Taken together, these graphs indicate that, while humans in the nineteenth century may have begun to exploit the Earth’s resources in a heretofore unprecedented way, it wasn’t until the 1950s that their impacts were manifested in the Earth’s history. In fact, these geologists argue that the past 60 years constituted “the most rapid transformation of the human relationship with the natural world in the history of humankind.”
The second group, led by geologist Jan Zalasiewicz, does not refute the evidence marshaled by the Great Accelerators, and indeed agrees that globalization gave rise to major changes in the Earth system. They argue, though, that at least according to the geological record, the Anthropocene technically began in 1945, predating the Great Acceleration by several years. In this case, the appearance of manmade radionuclides in soils and in the atmosphere constitute the golden spike of the Anthropocene, and corresponds to the detonation of the first atomic bombs.

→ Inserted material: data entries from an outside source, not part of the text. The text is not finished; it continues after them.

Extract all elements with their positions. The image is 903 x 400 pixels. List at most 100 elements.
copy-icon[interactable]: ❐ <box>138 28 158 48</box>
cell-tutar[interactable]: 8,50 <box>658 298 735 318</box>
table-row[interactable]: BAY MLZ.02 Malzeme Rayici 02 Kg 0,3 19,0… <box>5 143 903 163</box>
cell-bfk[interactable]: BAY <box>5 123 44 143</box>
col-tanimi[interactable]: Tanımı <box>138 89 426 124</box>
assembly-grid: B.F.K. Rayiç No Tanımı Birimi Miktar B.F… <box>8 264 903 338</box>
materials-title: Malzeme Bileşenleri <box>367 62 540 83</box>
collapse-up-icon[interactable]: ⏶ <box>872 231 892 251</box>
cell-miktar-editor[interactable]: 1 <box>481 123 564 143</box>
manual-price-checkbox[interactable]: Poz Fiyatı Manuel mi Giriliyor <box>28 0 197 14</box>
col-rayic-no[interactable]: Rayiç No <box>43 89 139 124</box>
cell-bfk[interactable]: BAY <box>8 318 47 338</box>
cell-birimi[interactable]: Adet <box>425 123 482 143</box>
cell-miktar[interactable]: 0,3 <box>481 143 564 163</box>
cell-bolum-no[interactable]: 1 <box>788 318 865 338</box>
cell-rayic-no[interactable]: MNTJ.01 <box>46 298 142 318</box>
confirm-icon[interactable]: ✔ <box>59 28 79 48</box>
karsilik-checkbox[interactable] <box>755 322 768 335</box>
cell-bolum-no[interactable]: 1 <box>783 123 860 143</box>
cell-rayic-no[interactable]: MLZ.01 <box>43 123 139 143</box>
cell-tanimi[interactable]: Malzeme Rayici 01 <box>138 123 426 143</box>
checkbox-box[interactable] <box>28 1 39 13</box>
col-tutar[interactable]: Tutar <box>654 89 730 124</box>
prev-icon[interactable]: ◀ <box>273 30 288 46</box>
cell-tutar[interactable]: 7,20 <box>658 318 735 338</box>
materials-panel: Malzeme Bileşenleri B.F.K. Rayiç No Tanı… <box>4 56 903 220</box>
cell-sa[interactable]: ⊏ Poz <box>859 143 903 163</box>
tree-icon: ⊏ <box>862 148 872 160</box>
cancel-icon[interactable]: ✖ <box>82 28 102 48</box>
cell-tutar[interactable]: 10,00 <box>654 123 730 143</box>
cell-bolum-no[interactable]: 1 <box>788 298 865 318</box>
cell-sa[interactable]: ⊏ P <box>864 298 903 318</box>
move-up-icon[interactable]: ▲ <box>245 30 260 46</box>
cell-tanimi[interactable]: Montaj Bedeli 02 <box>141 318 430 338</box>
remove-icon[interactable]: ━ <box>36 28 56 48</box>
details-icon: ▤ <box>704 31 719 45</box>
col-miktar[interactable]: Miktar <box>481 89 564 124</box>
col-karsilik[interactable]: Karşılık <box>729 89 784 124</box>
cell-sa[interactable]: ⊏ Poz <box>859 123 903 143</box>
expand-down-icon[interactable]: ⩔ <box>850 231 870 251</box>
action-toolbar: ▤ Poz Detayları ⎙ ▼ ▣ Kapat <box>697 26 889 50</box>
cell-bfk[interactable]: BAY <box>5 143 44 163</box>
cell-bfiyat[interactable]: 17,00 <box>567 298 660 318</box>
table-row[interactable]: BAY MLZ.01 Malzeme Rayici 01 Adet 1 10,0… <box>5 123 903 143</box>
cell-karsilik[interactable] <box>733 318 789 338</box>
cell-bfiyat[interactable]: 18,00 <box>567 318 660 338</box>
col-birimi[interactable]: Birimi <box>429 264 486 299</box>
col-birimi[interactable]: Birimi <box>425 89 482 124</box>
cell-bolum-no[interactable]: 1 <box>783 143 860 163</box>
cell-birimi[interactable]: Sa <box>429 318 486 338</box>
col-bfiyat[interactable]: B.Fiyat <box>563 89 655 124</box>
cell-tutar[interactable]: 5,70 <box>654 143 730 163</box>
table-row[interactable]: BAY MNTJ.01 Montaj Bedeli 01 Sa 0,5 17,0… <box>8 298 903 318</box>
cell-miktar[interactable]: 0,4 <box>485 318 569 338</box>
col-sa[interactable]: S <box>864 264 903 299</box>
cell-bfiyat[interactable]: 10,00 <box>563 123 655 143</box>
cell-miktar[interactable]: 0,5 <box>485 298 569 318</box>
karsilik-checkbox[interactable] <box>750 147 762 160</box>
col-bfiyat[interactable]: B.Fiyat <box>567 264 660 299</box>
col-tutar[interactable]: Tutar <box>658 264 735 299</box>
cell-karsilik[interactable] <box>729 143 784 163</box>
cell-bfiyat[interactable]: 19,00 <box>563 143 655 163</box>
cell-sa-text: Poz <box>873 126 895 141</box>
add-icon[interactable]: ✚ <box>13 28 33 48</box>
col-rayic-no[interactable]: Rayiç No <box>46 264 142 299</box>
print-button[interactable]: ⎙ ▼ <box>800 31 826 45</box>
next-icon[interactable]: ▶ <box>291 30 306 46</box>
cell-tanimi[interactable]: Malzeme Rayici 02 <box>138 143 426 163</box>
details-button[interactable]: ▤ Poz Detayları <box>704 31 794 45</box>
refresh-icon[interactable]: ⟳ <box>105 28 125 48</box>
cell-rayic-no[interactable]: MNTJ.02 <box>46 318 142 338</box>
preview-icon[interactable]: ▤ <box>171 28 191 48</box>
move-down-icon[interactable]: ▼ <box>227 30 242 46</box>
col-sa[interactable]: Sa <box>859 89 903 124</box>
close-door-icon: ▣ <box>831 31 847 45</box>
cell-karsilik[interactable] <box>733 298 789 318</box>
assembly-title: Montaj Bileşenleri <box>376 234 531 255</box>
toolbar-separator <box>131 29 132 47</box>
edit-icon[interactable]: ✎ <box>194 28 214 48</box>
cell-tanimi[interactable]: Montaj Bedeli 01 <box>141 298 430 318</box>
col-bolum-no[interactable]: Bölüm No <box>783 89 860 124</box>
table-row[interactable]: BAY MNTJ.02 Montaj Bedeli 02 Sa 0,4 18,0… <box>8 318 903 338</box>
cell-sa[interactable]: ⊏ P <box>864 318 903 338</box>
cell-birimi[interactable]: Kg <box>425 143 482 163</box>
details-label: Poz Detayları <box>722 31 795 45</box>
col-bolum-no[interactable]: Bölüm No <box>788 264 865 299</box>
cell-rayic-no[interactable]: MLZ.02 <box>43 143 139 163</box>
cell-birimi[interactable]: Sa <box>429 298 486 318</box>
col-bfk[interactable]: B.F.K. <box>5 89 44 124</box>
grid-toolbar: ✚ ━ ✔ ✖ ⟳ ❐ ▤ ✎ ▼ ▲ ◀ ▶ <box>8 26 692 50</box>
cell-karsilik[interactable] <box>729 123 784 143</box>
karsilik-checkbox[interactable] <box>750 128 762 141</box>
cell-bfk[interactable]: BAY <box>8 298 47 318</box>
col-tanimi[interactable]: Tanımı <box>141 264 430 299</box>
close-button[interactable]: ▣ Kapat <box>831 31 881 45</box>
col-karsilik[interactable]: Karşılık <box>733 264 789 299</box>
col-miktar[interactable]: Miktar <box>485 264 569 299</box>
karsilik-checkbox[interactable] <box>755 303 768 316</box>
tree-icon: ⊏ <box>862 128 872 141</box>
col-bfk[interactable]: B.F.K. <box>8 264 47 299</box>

If we follow the Great Acceleration group, then the start of the Anthropocene is linked not to one exact moment, but rather exists as a series of closely related events that indicate major global geological and atmospheric changes when considered as a group. If, however, we look to the beginning of the nuclear age, the starting point is incredibly precise: July 16, 1945 at 11:29:21 GMT. This is the moment when the world’s first atomic bomb, known as Trinity, was detonated in Alamogordo, New Mexico. Trinity appeals to geologists because a) it was a singular event, and b) its effects were synchronous on a global scale. It thus fits neatly with the standards for a new geological epoch as defined by the ICS (although, as Zalasiewicz and his group note, it was not until 1963 that the radionuclides were detectable worldwide). In this context, Trinity was an event in the Earth’s history on par with mass extinctions or global warming events—phenomena whose effects were (nearly) immediate and occurred on a global scale.
As a historian, what I find fascinating about the proposal to link the Anthropocene with Trinity is that it casts the history of the atomic bomb in an entirely new light. It requires a reconfiguration in how we think about the scale of the bomb’s effects: In the Anthropocene, not only do we need to grapple with the moral question of the dropping of bombs on the human level, but also on an environmental one—at the scale of the entire globe. What’s more, to introduce the nuclear into a conversation about who is to blame for the Anthropocene is to implicate a set of politics that exist outside of a primarily capitalist framework. Indeed, these geologists reject the Industrial Revolution as the starting point precisely because of these questions of synchronicity and scale: the large-scale extraction of fossil fuels did not begin simultaneously all over the world, but rather emanated out from Great Britain and Europe; in other words, the primary geological evidence of the Industrial Revolution maps onto the trajectory of capitalism, which was not a globally synchronous event. Additionally, while the Industrial Revolution had profound impacts on the face of the Earth, in terms of large-scale shifts in the Earth’s systems, its effects were negligible. Capitalism certainly engendered a rearticulation and reformulation of our ideas about our powers as a species over the natural world. In the logic of the Anthropocene, though, it wasn’t until we became nuclear that we truly became a force on par with nature itself.
 Steffen et al., Global Change and the Earth System: A Planet Under Pressure (Berlin, Heidelberg, New York: Springer-Verlag, 2004), 131. See also Steffen et al., “The trajectory of the Anthropocene: The Great Acceleration” The Anthropocene Review (2015): 1-18.
 Zalasiewicz et al., “When did the Anthropocene begin? A mid-twentieth century boundary level is stratigraphically optimal,” Quaternary International (2014): 1-8.